My parents recently paid me a visit at my home in New Zealand, and for the 40 odd days that they were here with me, life seemed perfect. When I finally waved goodbye to them at Wellington airport, I flashed them a bright smile and only after they had disappeared behind the walls that lead to immigration, did I finally let that lump in my throat mix with the horrible emptiness in the pit of my stomach. The result: a long, silent, drive back home broken by teary vision, intermittent sobbing and loud wailing.
Its always the same – the emotional upheavals I experience when I’m separated from my parents. And contrary to popular opinion, it doesn’t get better with age. This got me thinking about all the baby animals that are orphaned, torn away cruelly from their mothers, and led to dark and despairing lives. The agony they go through must be off the charts – seemingly insurmountable, indescribable by human standards!
Take the little orphaned baby rhino found struggling in a stream in Kaziranga for instance. No one knows what happened to his mother – he could have been separated from her due to natural causes, or worse, she may have fallen prey to poachers. He was so tiny by rhino standards, that his body armour was still baggy and his ears still too big for his head, when he was found fighting against the current. Thankfully, aside from a little dehydration, the little calf is doing rather well at the wildlife rehabilitation centre there.
Not all wild orphans are that lucky….
Udin – a baby orangutan rescued and cared for by International Animal Rescue was holding on to his mother for dear life, when poachers hacked her down with a machete. It is most likely that Udin was torn away from his mother’s body while she was still warm, and sold to a local farmer. Malnourished, dehydrated, terrified, alone and locked up in a dark, dank cage, Udin suffered such severe mental and physical trauma, that he stopped eating or drinking and began detaching himself completely from his environment. Extensive medical care, coupled with constant interactive sessions, have helped him stabilise a bit, but he has a long way to go for complete recovery.
Real trauma. All too real suffering.
The massive deforestation of tropical rainforests for increasingly burgeoning palm oil production hasn’t helped the situation of the orangutans, with wild orang numbers down by 50% in the past decade. The International Union for Conservation of Nature and Natural Resources (IUCN) has reportedly classified the Bornean Orangutan as Endangered with approximately 55,000 left, with 5,000 killed a year. The Sumatran orangutan is Critically Endangered with approximately 6,300 left in the wild and 1,000 being killed a year.
There’s more where the statistics come from.
According to sources, over 790 rhinos were poached in South Africa in 2103 alone, whereas nearly 62% of the wild African elephant population was wiped out in the past 12 years.
According to the WWF, illegal wildlife trade is “the fifth most profitable illicit trade in the world, estimated at up to $10 billion annually,” ranking behind drug and weapons trafficking.
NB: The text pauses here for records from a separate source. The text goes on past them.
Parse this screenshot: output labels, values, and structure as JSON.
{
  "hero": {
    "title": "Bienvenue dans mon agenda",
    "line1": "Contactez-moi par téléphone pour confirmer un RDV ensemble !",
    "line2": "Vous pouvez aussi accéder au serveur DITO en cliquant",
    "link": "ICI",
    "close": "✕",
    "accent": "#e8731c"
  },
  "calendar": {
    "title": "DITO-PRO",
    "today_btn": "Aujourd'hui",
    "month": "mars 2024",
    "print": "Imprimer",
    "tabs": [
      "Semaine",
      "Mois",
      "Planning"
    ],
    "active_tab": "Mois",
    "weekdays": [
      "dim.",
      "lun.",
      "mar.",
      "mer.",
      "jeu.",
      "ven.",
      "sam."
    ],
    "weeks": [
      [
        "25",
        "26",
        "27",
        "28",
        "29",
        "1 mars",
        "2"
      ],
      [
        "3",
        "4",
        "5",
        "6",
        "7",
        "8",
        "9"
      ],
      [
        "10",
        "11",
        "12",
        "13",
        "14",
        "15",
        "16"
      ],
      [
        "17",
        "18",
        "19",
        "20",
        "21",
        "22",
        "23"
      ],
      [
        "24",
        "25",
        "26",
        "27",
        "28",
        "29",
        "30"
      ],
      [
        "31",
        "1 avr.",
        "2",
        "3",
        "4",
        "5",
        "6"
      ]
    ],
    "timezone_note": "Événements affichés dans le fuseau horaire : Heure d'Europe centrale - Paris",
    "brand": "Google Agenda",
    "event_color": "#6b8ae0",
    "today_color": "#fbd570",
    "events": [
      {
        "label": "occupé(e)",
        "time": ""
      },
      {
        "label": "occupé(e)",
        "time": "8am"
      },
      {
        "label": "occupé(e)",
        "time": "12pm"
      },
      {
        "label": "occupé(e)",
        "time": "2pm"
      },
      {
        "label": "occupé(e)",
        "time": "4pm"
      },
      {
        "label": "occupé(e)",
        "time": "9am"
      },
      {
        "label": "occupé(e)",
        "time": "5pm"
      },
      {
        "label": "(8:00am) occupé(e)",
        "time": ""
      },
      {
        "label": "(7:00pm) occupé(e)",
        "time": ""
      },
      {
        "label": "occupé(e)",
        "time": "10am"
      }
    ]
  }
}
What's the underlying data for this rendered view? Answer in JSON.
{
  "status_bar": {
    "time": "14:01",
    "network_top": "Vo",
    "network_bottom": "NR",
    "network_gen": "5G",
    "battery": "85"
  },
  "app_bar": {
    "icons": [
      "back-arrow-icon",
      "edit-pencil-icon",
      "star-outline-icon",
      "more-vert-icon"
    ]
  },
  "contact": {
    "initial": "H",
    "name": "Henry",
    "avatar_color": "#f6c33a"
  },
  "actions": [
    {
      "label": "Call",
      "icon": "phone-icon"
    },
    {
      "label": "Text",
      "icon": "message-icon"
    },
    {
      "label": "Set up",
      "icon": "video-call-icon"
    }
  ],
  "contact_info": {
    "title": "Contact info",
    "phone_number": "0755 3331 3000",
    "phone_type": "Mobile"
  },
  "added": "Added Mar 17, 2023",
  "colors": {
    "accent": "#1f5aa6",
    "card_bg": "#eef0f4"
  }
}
The statistics are appalling and overwhelming to say the least. But it’s like I always say – when the attitude is right, and when human will aligns with it, everyone – EVERYONE – can make a difference.
- Sign petitions.
- Boycott wild animal products and animals in tourism industry in totality.
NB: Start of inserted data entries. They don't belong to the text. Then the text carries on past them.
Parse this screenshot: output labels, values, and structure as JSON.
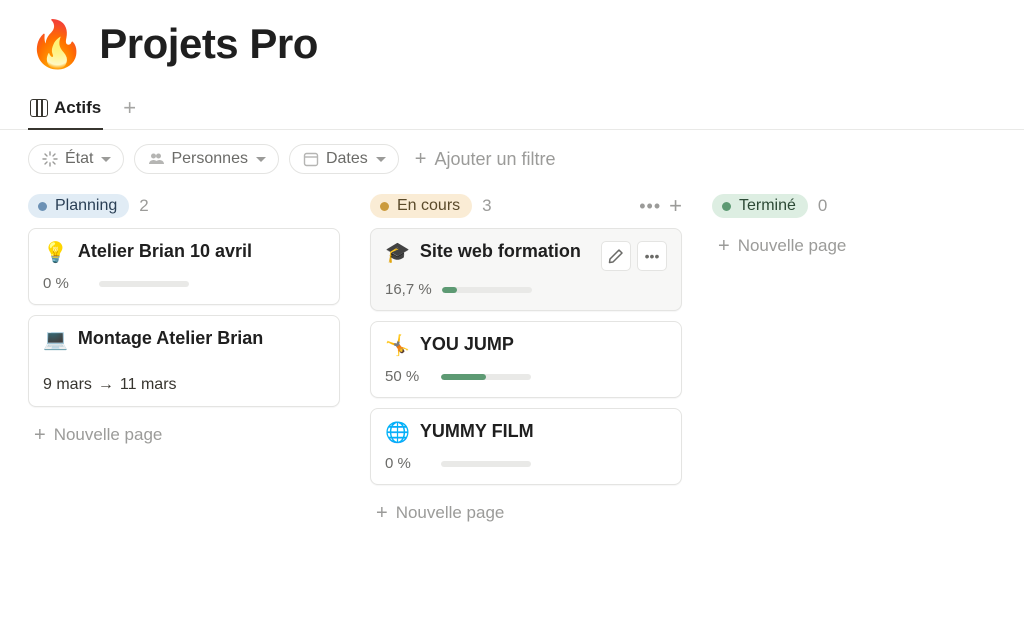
{
  "header": {
    "icon": "🔥",
    "title": "Projets Pro"
  },
  "views": {
    "active_tab_label": "Actifs"
  },
  "filters": {
    "state_label": "État",
    "people_label": "Personnes",
    "dates_label": "Dates",
    "add_filter_label": "Ajouter un filtre"
  },
  "board": {
    "new_page_label": "Nouvelle page",
    "columns": [
      {
        "status_label": "Planning",
        "count": "2",
        "color": "blue",
        "show_actions": false,
        "cards": [
          {
            "emoji": "💡",
            "title": "Atelier Brian 10 avril",
            "progress_pct": "0 %",
            "progress_width": "0%",
            "hovered": false,
            "date_from": "",
            "date_to": ""
          },
          {
            "emoji": "💻",
            "title": "Montage Atelier Brian",
            "progress_pct": "",
            "progress_width": "",
            "hovered": false,
            "date_from": "9 mars",
            "date_to": "11 mars"
          }
        ]
      },
      {
        "status_label": "En cours",
        "count": "3",
        "color": "yellow",
        "show_actions": true,
        "cards": [
          {
            "emoji": "🎓",
            "title": "Site web formation",
            "progress_pct": "16,7 %",
            "progress_width": "16.7%",
            "hovered": true,
            "date_from": "",
            "date_to": ""
          },
          {
            "emoji": "🤸",
            "title": "YOU JUMP",
            "progress_pct": "50 %",
            "progress_width": "50%",
            "hovered": false,
            "date_from": "",
            "date_to": ""
          },
          {
            "emoji": "🌐",
            "title": "YUMMY FILM",
            "progress_pct": "0 %",
            "progress_width": "0%",
            "hovered": false,
            "date_from": "",
            "date_to": ""
          }
        ]
      },
      {
        "status_label": "Terminé",
        "count": "0",
        "color": "green",
        "show_actions": false,
        "cards": []
      }
    ]
  }
}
- Educate yourself and then spread the word as far and wide as you can.
- Donate generously to legitimate organisations that are fighting tooth and nail to keep the mass extinction tide from becoming a tsunami. Volunteer at these organisations – time and energy donations are just as important as financial contributions.
The bottom line is: every baby – human or animal – deserves to be loved. Compassion is the only attribute, the one gift that comes at no price whatsoever.
Be aware, be conscientious, do the right thing. Give a baby wild animal the gift of selfless love.